Por outro lado, considerando o contexto federativo brasileiro, há de se levar em conta as diferenças entre os entes. Não se pode comparar um pequeno município com algumas centenas de habitantes com o Estado de São Paulo ou com a União. Algumas das novas exigências da NLLC, especialmente as relativas à governança, devem ser lidas e exigidas com cuidado. A Lei de Introdução às Normas do Direito Brasileiro (LINDB) requer, nesse sentido, análise, por parte do controlador, das circunstâncias nas quais o gestor está imerso. A NLLC foi desenhada para a esfera federal, para estados e para grandes municípios, que representam a maior parte do poder de compra brasileiro. Caso seja aplicada de maneira próxima a seus termos nesses entes, “será maravilhoso […] um grande avanço”, disse Anastasia.
A esclarecedora fala de Anastasia adiciona elementos realistas à reflexão acerca da abrangência do conceito de “normas gerais”, que, como se disse, tanta celeuma gerou e continua gerando. Ao fim e ao cabo, o alto grau de detalhamento que permeia a NLLC parece se relacionar ao anseio do gestor dos entes menores por segurança jurídica, no sentido de cobertura normativa para agir nos processos de contratação pública. Uma norma mais aderente aos limites teóricos do que se pode considerar “normas gerais” talvez não aplacasse a necessidade do agente público municipal ou estadual de um grau mínimo de certeza para atuar no perigoso âmbito das compras estatais, comumente associado ao medo de mancha indelével “no CPF”.

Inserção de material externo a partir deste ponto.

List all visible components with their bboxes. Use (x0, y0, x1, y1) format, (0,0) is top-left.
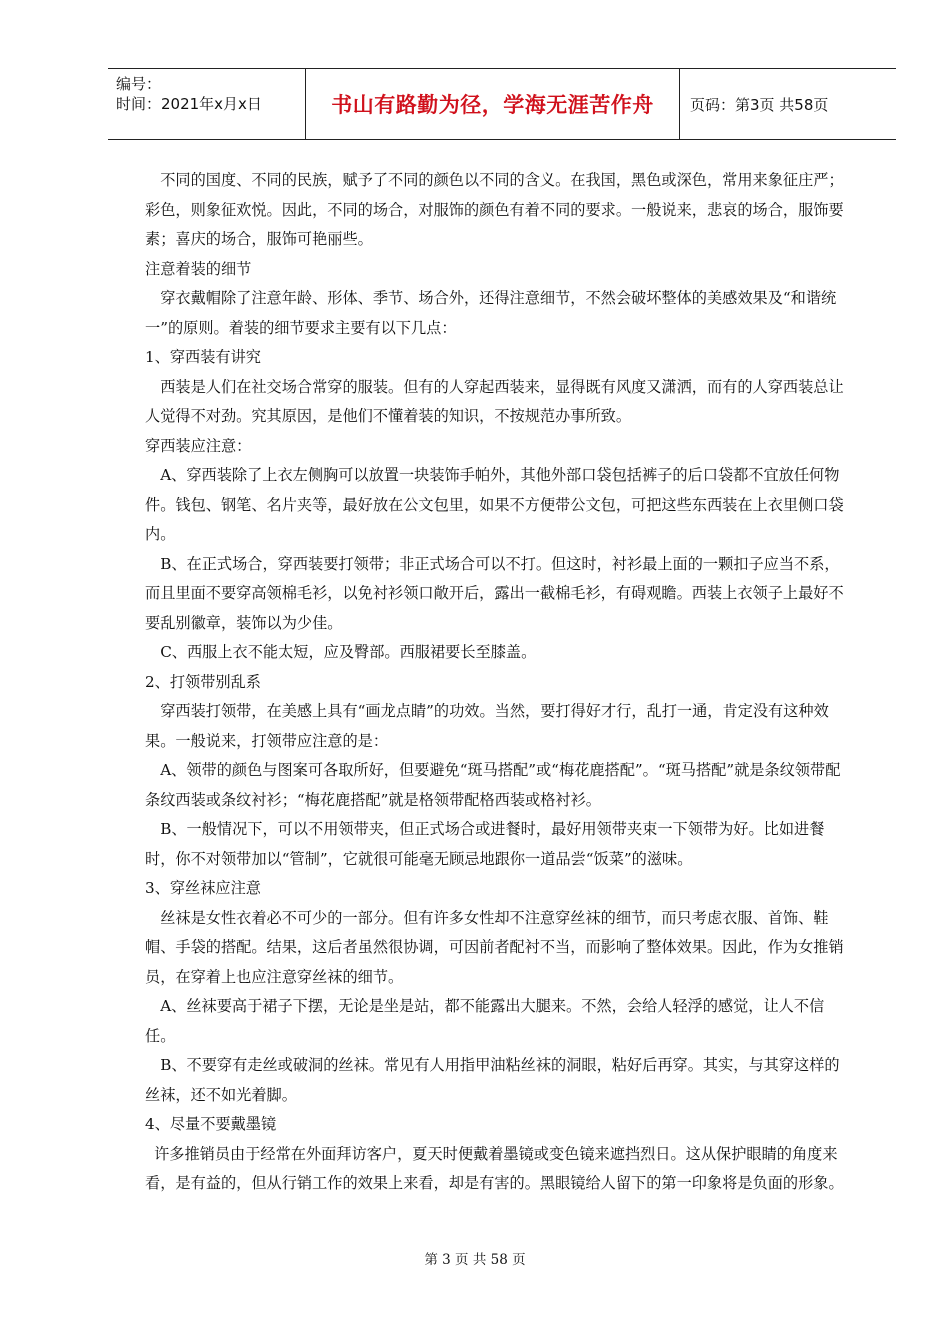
body-paragraph: C、西服上衣不能太短，应及臀部。西服裙要长至膝盖。 (160, 643, 537, 661)
body-paragraph: B、一般情况下，可以不用领带夹，但正式场合或进餐时，最好用领带夹束一下领带为好。比如进餐时，你不对领带加以“管制”，它就很可能毫无顾忌地跟你一道品尝“饭菜”的滋味。 (145, 820, 825, 868)
document-body (145, 166, 853, 1199)
body-paragraph: A、丝袜要高于裙子下摆，无论是坐是站，都不能露出大腿来。不然，会给人轻浮的感觉，让人不信任。 (145, 997, 825, 1045)
body-paragraph: A、领带的颜色与图案可各取所好，但要避免“斑马搭配”或“梅花鹿搭配”。“斑马搭配”就是条纹领带配条纹西装或条纹衬衫；“梅花鹿搭配”就是格领带配格西装或格衬衫。 (145, 761, 841, 809)
body-paragraph: 许多推销员由于经常在外面拜访客户，夏天时便戴着墨镜或变色镜来遮挡烈日。这从保护眼睛的角度来看，是有益的，但从行销工作的效果上来看，却是有害的。黑眼镜给人留下的第一印象将是负面的形象。 (145, 1144, 844, 1192)
document-time-label: 时间：2021年x月x日 (116, 95, 262, 113)
body-paragraph: 丝袜是女性衣着必不可少的一部分。但有许多女性却不注意穿丝袜的细节，而只考虑衣服、首饰、鞋帽、手袋的搭配。结果，这后者虽然很协调，可因前者配衬不当，而影响了整体效果。因此，作为女推销员，在穿着上也应注意穿丝袜的细节。 (145, 908, 844, 986)
body-paragraph: 不同的国度、不同的民族，赋予了不同的颜色以不同的含义。在我国，黑色或深色，常用来象征庄严；彩色，则象征欢悦。因此，不同的场合，对服饰的颜色有着不同的要求。一般说来，悲哀的场合，服饰要素；喜庆的场合，服饰可艳丽些。 (145, 171, 844, 248)
page-footer: 第 3 页 共 58 页 (424, 1252, 526, 1268)
page-header (108, 68, 896, 140)
header-page-label: 页码：第3页 共58页 (690, 95, 829, 114)
header-meta (108, 69, 306, 139)
header-motto: 书山有路勤为径，学海无涯苦作舟 (306, 69, 680, 139)
body-paragraph: 穿衣戴帽除了注意年龄、形体、季节、场合外，还得注意细节，不然会破坏整体的美感效果及“和谐统一”的原则。着装的细节要求主要有以下几点： (145, 289, 837, 337)
section-heading: 4、尽量不要戴墨镜 (145, 1115, 277, 1133)
body-paragraph: B、在正式场合，穿西装要打领带；非正式场合可以不打。但这时，衬衫最上面的一颗扣子应当不系，而且里面不要穿高领棉毛衫，以免衬衫领口敞开后，露出一截棉毛衫，有碍观瞻。西装上衣领子上最好不要乱别徽章，装饰以为少佳。 (145, 554, 844, 632)
document-number-label: 编号： (116, 75, 162, 93)
body-paragraph: B、不要穿有走丝或破洞的丝袜。常见有人用指甲油粘丝袜的洞眼，粘好后再穿。其实，与其穿这样的丝袜，还不如光着脚。 (145, 1056, 840, 1104)
section-heading: 穿西装应注意： (145, 436, 252, 455)
body-paragraph: 西装是人们在社交场合常穿的服装。但有的人穿起西装来，显得既有风度又潇洒，而有的人穿西装总让人觉得不对劲。究其原因，是他们不懂着装的知识，不按规范办事所致。 (145, 377, 844, 425)
section-heading: 3、穿丝袜应注意 (145, 879, 261, 897)
section-heading: 2、打领带别乱系 (145, 672, 261, 691)
body-paragraph: 穿西装打领带，在美感上具有“画龙点睛”的功效。当然，要打得好才行，乱打一通，肯定没有这种效果。一般说来，打领带应注意的是： (145, 702, 829, 750)
section-heading: 注意着装的细节 (145, 259, 252, 278)
section-heading: 1、穿西装有讲究 (145, 348, 261, 366)
body-paragraph: A、穿西装除了上衣左侧胸可以放置一块装饰手帕外，其他外部口袋包括裤子的后口袋都不宜放任何物件。钱包、钢笔、名片夹等，最好放在公文包里，如果不方便带公文包，可把这些东西装在上衣里侧口袋内。 (145, 466, 844, 543)
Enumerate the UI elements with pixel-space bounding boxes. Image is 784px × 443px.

A enaltecida liberdade para agir, tão comum nas falas sobre o direito público brasileiro atual e, mais ainda, nos eventos relacionados às contratações governamentais, dá lugar, na vida prática das repartições, ao fetiche pela normatização – se nacional, melhor ainda.
De todo modo, aos entes que se sentem capazes e que desejam normatizar aspectos relativos a licitações e contratações de maneira diferente da que consta na NLLC, deve ser reservado espaço para tanto, e o debate segue aberto. Afinal, como ressaltado por Gustavo Binenbojm, a possibilidade de normatização diversa preserva “espaço de experimentação institucional, para testes de modelos inovadores nos níveis local e regional”, sendo adequado, para além das zonas de certeza positiva e negativa do conceito de “normas gerais”, que haja deferência judicial aos esforços legislativos e regulamentares subnacionais.
De uma forma ou de outra, imaginar que o “excessivo” detalhamento da NLLC foi um erro de técnica legislativa ou apenas reflexo de um viés autoritário ou centralizador da União parece, no mínimo, insuficiente.